Some brokerage takes:
ElaraCapital
Benchmark gross refining margins (GRMs) are expected to remain weak, considering the huge stockpiles, weakness in demand due to the impact of Brexit (the British vote to leave the European Union) and expiry of tax breaks on smaller vehicles in China from January. We expect GRM to moderate to $8.8/barrel in FY18, even with commissioning of the petcoke gasifier. We value refining and marketing at Rs 407, using six times the FY18 EV/Ebitda (enterprise value to operating earnings). Petchem is valued at Rs 459, using six times the FY18 EV/Ebitda. We add Rs 55 for the E&P (exploration and production) assets and another Rs 44 for its investments and net debt, to arrive at a valuation of Rs 966, and reiterate our 'Sell' recommendation.
Deutsche Bank
RIL reported strong Q1 results, with the highest ever net profit of Rs 7,550 crore, led by robust refining margin of $11.5/barrel. Over the next six to nine months, RIL should commission projects with investments of $38 billion (75 per cent of its market cap). Contribution from capacity additions in its core business and robust downstream margins should drive Ebitda (excluding telecom) growth of 50 per cent in FY16-18. However, we cut the FY17 estimate of EPS (earnings per share) by two per cent and our target price by one per cent, to factor in the delay in the ramp-up of the petcoke gasification project.

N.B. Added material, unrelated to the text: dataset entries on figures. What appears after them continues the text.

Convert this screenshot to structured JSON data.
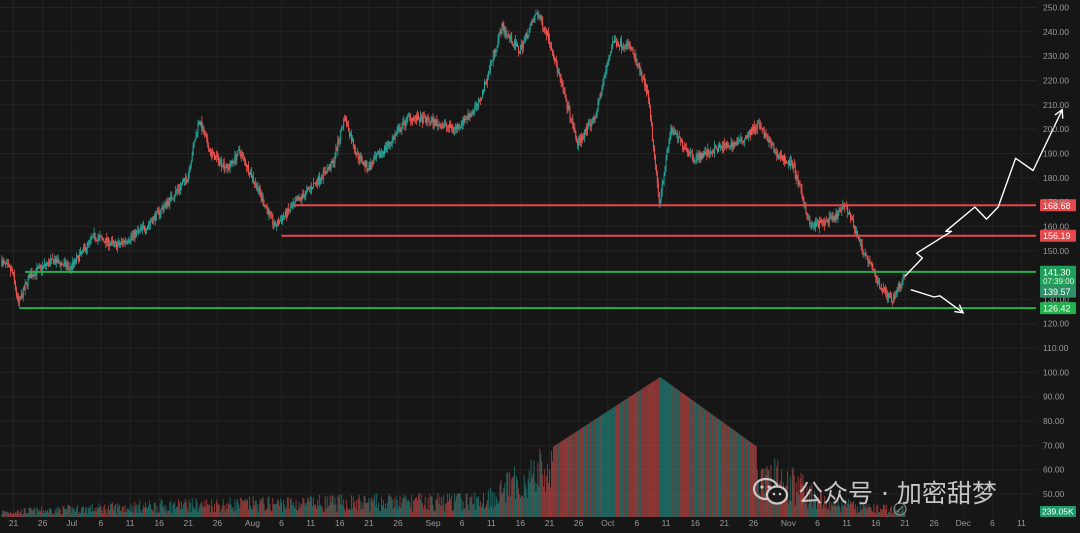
{
  "chart_data": {
    "type": "candlestick",
    "ylim": [
      45,
      253
    ],
    "price_ticks": [
      50,
      60,
      70,
      80,
      90,
      100,
      110,
      120,
      130,
      140,
      150,
      160,
      170,
      180,
      190,
      200,
      210,
      220,
      230,
      240,
      250
    ],
    "price_tick_labels": [
      "50.00",
      "60.00",
      "70.00",
      "80.00",
      "90.00",
      "100.00",
      "110.00",
      "120.00",
      "130.00",
      "140.00",
      "150.00",
      "160.00",
      "170.00",
      "180.00",
      "190.00",
      "200.00",
      "210.00",
      "220.00",
      "230.00",
      "240.00",
      "250.00"
    ],
    "x_axis": [
      {
        "label": "21",
        "date": "2024-06-21"
      },
      {
        "label": "26",
        "date": "2024-06-26"
      },
      {
        "label": "Jul",
        "date": "2024-07-01"
      },
      {
        "label": "6",
        "date": "2024-07-06"
      },
      {
        "label": "11",
        "date": "2024-07-11"
      },
      {
        "label": "16",
        "date": "2024-07-16"
      },
      {
        "label": "21",
        "date": "2024-07-21"
      },
      {
        "label": "26",
        "date": "2024-07-26"
      },
      {
        "label": "Aug",
        "date": "2024-08-01"
      },
      {
        "label": "6",
        "date": "2024-08-06"
      },
      {
        "label": "11",
        "date": "2024-08-11"
      },
      {
        "label": "16",
        "date": "2024-08-16"
      },
      {
        "label": "21",
        "date": "2024-08-21"
      },
      {
        "label": "26",
        "date": "2024-08-26"
      },
      {
        "label": "Sep",
        "date": "2024-09-01"
      },
      {
        "label": "6",
        "date": "2024-09-06"
      },
      {
        "label": "11",
        "date": "2024-09-11"
      },
      {
        "label": "16",
        "date": "2024-09-16"
      },
      {
        "label": "21",
        "date": "2024-09-21"
      },
      {
        "label": "26",
        "date": "2024-09-26"
      },
      {
        "label": "Oct",
        "date": "2024-10-01"
      },
      {
        "label": "6",
        "date": "2024-10-06"
      },
      {
        "label": "11",
        "date": "2024-10-11"
      },
      {
        "label": "16",
        "date": "2024-10-16"
      },
      {
        "label": "21",
        "date": "2024-10-21"
      },
      {
        "label": "26",
        "date": "2024-10-26"
      },
      {
        "label": "Nov",
        "date": "2024-11-01"
      },
      {
        "label": "6",
        "date": "2024-11-06"
      },
      {
        "label": "11",
        "date": "2024-11-11"
      },
      {
        "label": "16",
        "date": "2024-11-16"
      },
      {
        "label": "21",
        "date": "2024-11-21"
      },
      {
        "label": "26",
        "date": "2024-11-26"
      },
      {
        "label": "Dec",
        "date": "2024-12-01"
      },
      {
        "label": "6",
        "date": "2024-12-06"
      },
      {
        "label": "11",
        "date": "2024-12-11"
      }
    ],
    "price_path": [
      {
        "date": "2024-06-19",
        "price": 146
      },
      {
        "date": "2024-06-21",
        "price": 141
      },
      {
        "date": "2024-06-22",
        "price": 128
      },
      {
        "date": "2024-06-24",
        "price": 140
      },
      {
        "date": "2024-06-28",
        "price": 146
      },
      {
        "date": "2024-07-01",
        "price": 143
      },
      {
        "date": "2024-07-05",
        "price": 156
      },
      {
        "date": "2024-07-09",
        "price": 152
      },
      {
        "date": "2024-07-14",
        "price": 160
      },
      {
        "date": "2024-07-18",
        "price": 171
      },
      {
        "date": "2024-07-21",
        "price": 180
      },
      {
        "date": "2024-07-23",
        "price": 204
      },
      {
        "date": "2024-07-25",
        "price": 190
      },
      {
        "date": "2024-07-28",
        "price": 184
      },
      {
        "date": "2024-07-30",
        "price": 191
      },
      {
        "date": "2024-08-02",
        "price": 176
      },
      {
        "date": "2024-08-05",
        "price": 160
      },
      {
        "date": "2024-08-08",
        "price": 168
      },
      {
        "date": "2024-08-12",
        "price": 178
      },
      {
        "date": "2024-08-15",
        "price": 186
      },
      {
        "date": "2024-08-17",
        "price": 205
      },
      {
        "date": "2024-08-19",
        "price": 190
      },
      {
        "date": "2024-08-21",
        "price": 184
      },
      {
        "date": "2024-08-25",
        "price": 195
      },
      {
        "date": "2024-08-28",
        "price": 205
      },
      {
        "date": "2024-09-01",
        "price": 203
      },
      {
        "date": "2024-09-05",
        "price": 200
      },
      {
        "date": "2024-09-09",
        "price": 210
      },
      {
        "date": "2024-09-13",
        "price": 242
      },
      {
        "date": "2024-09-16",
        "price": 232
      },
      {
        "date": "2024-09-19",
        "price": 248
      },
      {
        "date": "2024-09-21",
        "price": 238
      },
      {
        "date": "2024-09-23",
        "price": 220
      },
      {
        "date": "2024-09-26",
        "price": 194
      },
      {
        "date": "2024-09-29",
        "price": 205
      },
      {
        "date": "2024-10-02",
        "price": 236
      },
      {
        "date": "2024-10-05",
        "price": 234
      },
      {
        "date": "2024-10-08",
        "price": 215
      },
      {
        "date": "2024-10-10",
        "price": 170
      },
      {
        "date": "2024-10-12",
        "price": 200
      },
      {
        "date": "2024-10-16",
        "price": 188
      },
      {
        "date": "2024-10-20",
        "price": 192
      },
      {
        "date": "2024-10-24",
        "price": 195
      },
      {
        "date": "2024-10-27",
        "price": 202
      },
      {
        "date": "2024-10-30",
        "price": 190
      },
      {
        "date": "2024-11-02",
        "price": 185
      },
      {
        "date": "2024-11-05",
        "price": 160
      },
      {
        "date": "2024-11-09",
        "price": 163
      },
      {
        "date": "2024-11-11",
        "price": 169
      },
      {
        "date": "2024-11-14",
        "price": 150
      },
      {
        "date": "2024-11-17",
        "price": 135
      },
      {
        "date": "2024-11-19",
        "price": 130
      },
      {
        "date": "2024-11-21",
        "price": 139.57
      }
    ],
    "volume_ylim": [
      0,
      1
    ],
    "volume_path": [
      {
        "date": "2024-06-19",
        "level": 0.05
      },
      {
        "date": "2024-07-20",
        "level": 0.12
      },
      {
        "date": "2024-08-15",
        "level": 0.14
      },
      {
        "date": "2024-09-09",
        "level": 0.16
      },
      {
        "date": "2024-10-10",
        "level": 1.0
      },
      {
        "date": "2024-11-08",
        "level": 0.13
      },
      {
        "date": "2024-11-21",
        "level": 0.06
      }
    ],
    "levels": [
      {
        "value": 168.68,
        "label": "168.68",
        "color": "#e5484d",
        "from": "2024-08-08"
      },
      {
        "value": 156.19,
        "label": "156.19",
        "color": "#e5484d",
        "from": "2024-08-06"
      },
      {
        "value": 141.3,
        "label": "141.30",
        "color": "#22b14c",
        "from": "2024-06-23"
      },
      {
        "value": 126.42,
        "label": "126.42",
        "color": "#22b14c",
        "from": "2024-06-22"
      }
    ],
    "price_tags": [
      {
        "value": 141.3,
        "label": "141.30",
        "sublabel": "07:39:00",
        "color": "#1e9e57"
      },
      {
        "value": 133.2,
        "label": "139.57",
        "color": "#2f8f66"
      }
    ],
    "volume_tag": {
      "label": "239.05K",
      "color": "#1f9a6a"
    },
    "scenario_up": [
      {
        "date": "2024-11-21",
        "price": 139.5
      },
      {
        "date": "2024-11-24",
        "price": 147
      },
      {
        "date": "2024-11-23",
        "price": 149
      },
      {
        "date": "2024-11-29",
        "price": 158
      },
      {
        "date": "2024-11-28",
        "price": 158
      },
      {
        "date": "2024-12-03",
        "price": 168
      },
      {
        "date": "2024-12-05",
        "price": 163
      },
      {
        "date": "2024-12-07",
        "price": 168
      },
      {
        "date": "2024-12-10",
        "price": 188
      },
      {
        "date": "2024-12-13",
        "price": 183
      },
      {
        "date": "2024-12-18",
        "price": 208
      }
    ],
    "scenario_down": [
      {
        "date": "2024-11-22",
        "price": 134
      },
      {
        "date": "2024-11-26",
        "price": 131
      },
      {
        "date": "2024-11-27",
        "price": 131.5
      },
      {
        "date": "2024-12-01",
        "price": 124.5
      }
    ],
    "colors": {
      "background": "#161616",
      "up": "#26a69a",
      "down": "#ef5350",
      "grid": "#232323",
      "text": "#9a9a9a"
    }
  },
  "watermark": {
    "text": "公众号 · 加密甜梦"
  }
}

The management has maintained its positive outlook on its core business margin. Also, there is no change in its core capex plan in terms of time line and cost. The management has indicated higher capex for telecom beyond Rs 150,000 crore but still no clarity on its launch. The uplift on higher GRMs is backed by inventory gain but given the weak cracks, the Q2 margin might remain weak. Thus, unless GRM picks up from the current level of $5/bbl, the stock price would remain range-bound. With no change in estimates, we maintain a 'Buy' rating.
IIFL
RIL’s profit after tax beat our estimates due to higher than expected refining profits, led by higher GRMs. The company did not see any material impact on profitability due to adoption of Ind-AS (the new accounting standards). Commissioning timelines of the petcoke gassifier and off-gas cracker remain intact for the second half. RIL did not guide (announce) a firm timeline for commercial launch of Jio (the telecom venture), although it is in the final phases of network testing.
We upgrade our earnings for FY17 by 6.8 per cent, due to assumption of higher GRM. However, we cut our earnings estimates for FY18 by five per cent, to factor in a gradual ramp-up of petcoke gasifier. We maintain a 'Buy' rating, with a revised target price of Rs 1,275.